Projected population burden of bladder cancer in White men through 2040. (A) Projections of incidence standardized to the US 2000 standard population and (B) annual population incidence and (C) the number of new cases of bladder cancer in White men through 2040. Delay-adjusted SEER predictions for the age-standardized incidence in White men are shown in (A). SCOUT does not model time-varying smoking patterns and, thus, is not used in these projections. Results are based on the best-fitting parameter set in the calibrations, to minimize computation cost (no uncertainty ranges depicted). COBRAS = Cancer of the Bladder R-based Analytic Simulator; SCOUT = Simulation of Cancers of the Urinary Tract; SEER = Surveillance, Epidemiology and End Results.
Age-standardized incidence removed the impact of demographic shifts in the population cohorts and does not fully reflect the actual age-related population burden of bladder cancer. Instead, Figure 5B projects the (crude) annual incidence of bladder cancer through 2040, as the age distribution of the population shifts to older ages. The SEER crude incidence changed from 31.7 to 35.5 cases per 100K person years between 2000 and 2010. In COBRAS and Kystis, the annual incidence of bladder cancer diagnosis increased continuously from 36–37 cases per 100K person years in 2010 (both models) to 52 (COBRAS) and 45 (Kystis) cases per 100K person years, respectively, in 2040. COBRAS and Kystis predicted that new cases continued to rise through 2040 (Fig. 5C), by 1.8%/yr and 1.5%/yr, respectively.
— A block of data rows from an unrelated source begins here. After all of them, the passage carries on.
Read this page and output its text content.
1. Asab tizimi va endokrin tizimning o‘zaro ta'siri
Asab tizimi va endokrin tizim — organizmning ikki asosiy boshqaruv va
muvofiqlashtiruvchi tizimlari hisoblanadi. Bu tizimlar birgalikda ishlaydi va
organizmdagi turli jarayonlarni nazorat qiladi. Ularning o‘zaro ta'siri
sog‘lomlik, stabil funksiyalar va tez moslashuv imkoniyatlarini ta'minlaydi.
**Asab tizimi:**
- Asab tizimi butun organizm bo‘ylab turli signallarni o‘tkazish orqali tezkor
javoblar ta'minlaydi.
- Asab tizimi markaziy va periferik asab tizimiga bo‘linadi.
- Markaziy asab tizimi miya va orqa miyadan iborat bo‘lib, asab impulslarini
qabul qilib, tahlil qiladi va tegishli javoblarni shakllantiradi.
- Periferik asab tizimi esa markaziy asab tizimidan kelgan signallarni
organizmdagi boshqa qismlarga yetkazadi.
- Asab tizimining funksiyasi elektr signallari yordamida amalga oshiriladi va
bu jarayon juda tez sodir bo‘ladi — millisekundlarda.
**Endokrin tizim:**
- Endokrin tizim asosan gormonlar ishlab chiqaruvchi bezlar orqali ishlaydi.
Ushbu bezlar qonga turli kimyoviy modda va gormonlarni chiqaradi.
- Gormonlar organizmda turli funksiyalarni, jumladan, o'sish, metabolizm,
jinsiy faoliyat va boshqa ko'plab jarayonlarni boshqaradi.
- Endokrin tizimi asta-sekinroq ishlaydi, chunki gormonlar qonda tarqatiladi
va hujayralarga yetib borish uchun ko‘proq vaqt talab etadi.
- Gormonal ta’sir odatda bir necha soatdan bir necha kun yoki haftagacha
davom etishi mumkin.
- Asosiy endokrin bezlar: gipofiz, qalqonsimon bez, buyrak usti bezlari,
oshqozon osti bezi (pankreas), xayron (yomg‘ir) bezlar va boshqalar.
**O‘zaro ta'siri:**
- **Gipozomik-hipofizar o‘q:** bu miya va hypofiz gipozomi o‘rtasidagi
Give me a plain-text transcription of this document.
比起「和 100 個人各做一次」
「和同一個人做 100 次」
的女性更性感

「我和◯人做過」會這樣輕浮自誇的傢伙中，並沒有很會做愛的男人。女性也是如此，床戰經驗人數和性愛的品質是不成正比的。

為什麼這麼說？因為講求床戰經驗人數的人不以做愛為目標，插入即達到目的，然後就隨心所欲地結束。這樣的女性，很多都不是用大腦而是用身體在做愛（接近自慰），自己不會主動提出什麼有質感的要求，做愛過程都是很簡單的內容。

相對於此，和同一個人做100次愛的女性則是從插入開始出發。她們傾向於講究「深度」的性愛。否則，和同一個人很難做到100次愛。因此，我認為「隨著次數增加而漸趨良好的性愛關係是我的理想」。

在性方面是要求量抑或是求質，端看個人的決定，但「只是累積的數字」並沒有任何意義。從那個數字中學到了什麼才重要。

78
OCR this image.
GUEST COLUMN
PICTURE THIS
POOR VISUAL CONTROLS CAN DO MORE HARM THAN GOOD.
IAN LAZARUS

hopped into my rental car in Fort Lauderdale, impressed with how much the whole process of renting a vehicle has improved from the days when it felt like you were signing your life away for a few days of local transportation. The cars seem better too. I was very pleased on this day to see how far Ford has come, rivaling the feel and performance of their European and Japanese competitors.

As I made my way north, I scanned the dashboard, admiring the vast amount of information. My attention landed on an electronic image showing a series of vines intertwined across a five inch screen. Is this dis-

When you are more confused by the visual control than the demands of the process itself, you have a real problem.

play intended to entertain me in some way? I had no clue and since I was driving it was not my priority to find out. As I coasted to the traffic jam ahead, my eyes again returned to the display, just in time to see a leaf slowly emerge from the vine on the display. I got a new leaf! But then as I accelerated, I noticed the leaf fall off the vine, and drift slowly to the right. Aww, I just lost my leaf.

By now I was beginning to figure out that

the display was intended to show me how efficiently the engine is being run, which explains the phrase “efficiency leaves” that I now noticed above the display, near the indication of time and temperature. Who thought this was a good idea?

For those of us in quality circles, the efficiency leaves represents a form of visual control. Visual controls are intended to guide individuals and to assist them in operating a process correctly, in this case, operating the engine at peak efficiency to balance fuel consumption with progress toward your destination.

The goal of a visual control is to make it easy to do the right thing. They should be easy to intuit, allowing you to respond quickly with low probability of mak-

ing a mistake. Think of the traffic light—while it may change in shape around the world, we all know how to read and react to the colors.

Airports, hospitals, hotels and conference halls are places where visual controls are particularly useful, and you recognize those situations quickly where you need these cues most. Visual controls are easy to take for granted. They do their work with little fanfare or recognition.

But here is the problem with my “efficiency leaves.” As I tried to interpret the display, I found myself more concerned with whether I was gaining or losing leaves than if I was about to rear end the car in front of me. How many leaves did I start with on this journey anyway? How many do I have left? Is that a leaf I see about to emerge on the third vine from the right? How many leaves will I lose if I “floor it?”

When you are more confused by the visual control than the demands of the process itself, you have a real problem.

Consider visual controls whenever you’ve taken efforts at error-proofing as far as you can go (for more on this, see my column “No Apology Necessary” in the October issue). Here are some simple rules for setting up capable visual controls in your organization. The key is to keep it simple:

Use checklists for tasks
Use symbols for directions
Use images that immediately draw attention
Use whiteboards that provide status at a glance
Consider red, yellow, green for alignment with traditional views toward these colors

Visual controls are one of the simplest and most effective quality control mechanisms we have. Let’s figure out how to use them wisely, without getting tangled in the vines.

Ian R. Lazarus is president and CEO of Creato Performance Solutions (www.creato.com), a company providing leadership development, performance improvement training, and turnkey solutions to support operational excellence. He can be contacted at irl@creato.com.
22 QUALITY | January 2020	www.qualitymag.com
3.4. Ages at key events and important time intervals
Table 2 shows the median, and the 25th and 75th percentiles of the ages at which the key events in the natural history of bladder cancer occur and the time intervals between these key events for White men born in 1950. Across the three models, the first lesion appeared at median ages of 71–74 yr, MIBC first appeared at median ages of 75–77 yr, and metastasis first occurred at median ages of 77–79 yr. The median age of diagnosis ranged from 74 to 77 yr. The interquartile ranges for the ages of these key events in the population were wide and comparable across the three models.
Table 2.
Ages of and time intervals between key events with each model (White men, 1950 cohort)
| Description | COBRAS | Kystis | SCOUT |
|---|---|---|---|
| Ages | |||
| First lesion emergence | 71.0 (63.1, 77.9) | 73.7 (64.5, 81.4) | 72.7 (61.3, 81.2) |
| Diagnosis | 76.8 (68.7, 83.7) | 75.1 (66.4, 82.8) | 74.0 (66.5, 81.0) |
| MIBC (T2)a | 76.3 (68.6, 83.1) | 76.6 (68.1, 83.7) | 75.5 (68.4, 82.8) |
| Metastasis (T4)a | 79.5 (71.7, 86.3) | 77.2 (68.7, 84.3) | 76.8 (69.8, 83.8) |
| Time intervals | |||
| Emergence to diagnosis | 2.1 (0.9, 3.7) | 3.3 (2.8, 5.4) | 3.1 (1.9, 4.9) |
| Emergence to MIBCa | 1.3 (0.6, 2.6) | 2.7 (1.6, 4.4) | 2.9 (1.7, 4.6) |
| MIBC to metastasisa | 2.6 (1.5, 4.2) | 1.0 (0.4, 2.1) | 1.4 (0.8, 2.2) |
COBRAS = Cancer of the Bladder R-based Analytic Simulator; MIBC = muscle-invasive bladder cancer; SCOUT = Simulation of Cancers of the Urinary Tract.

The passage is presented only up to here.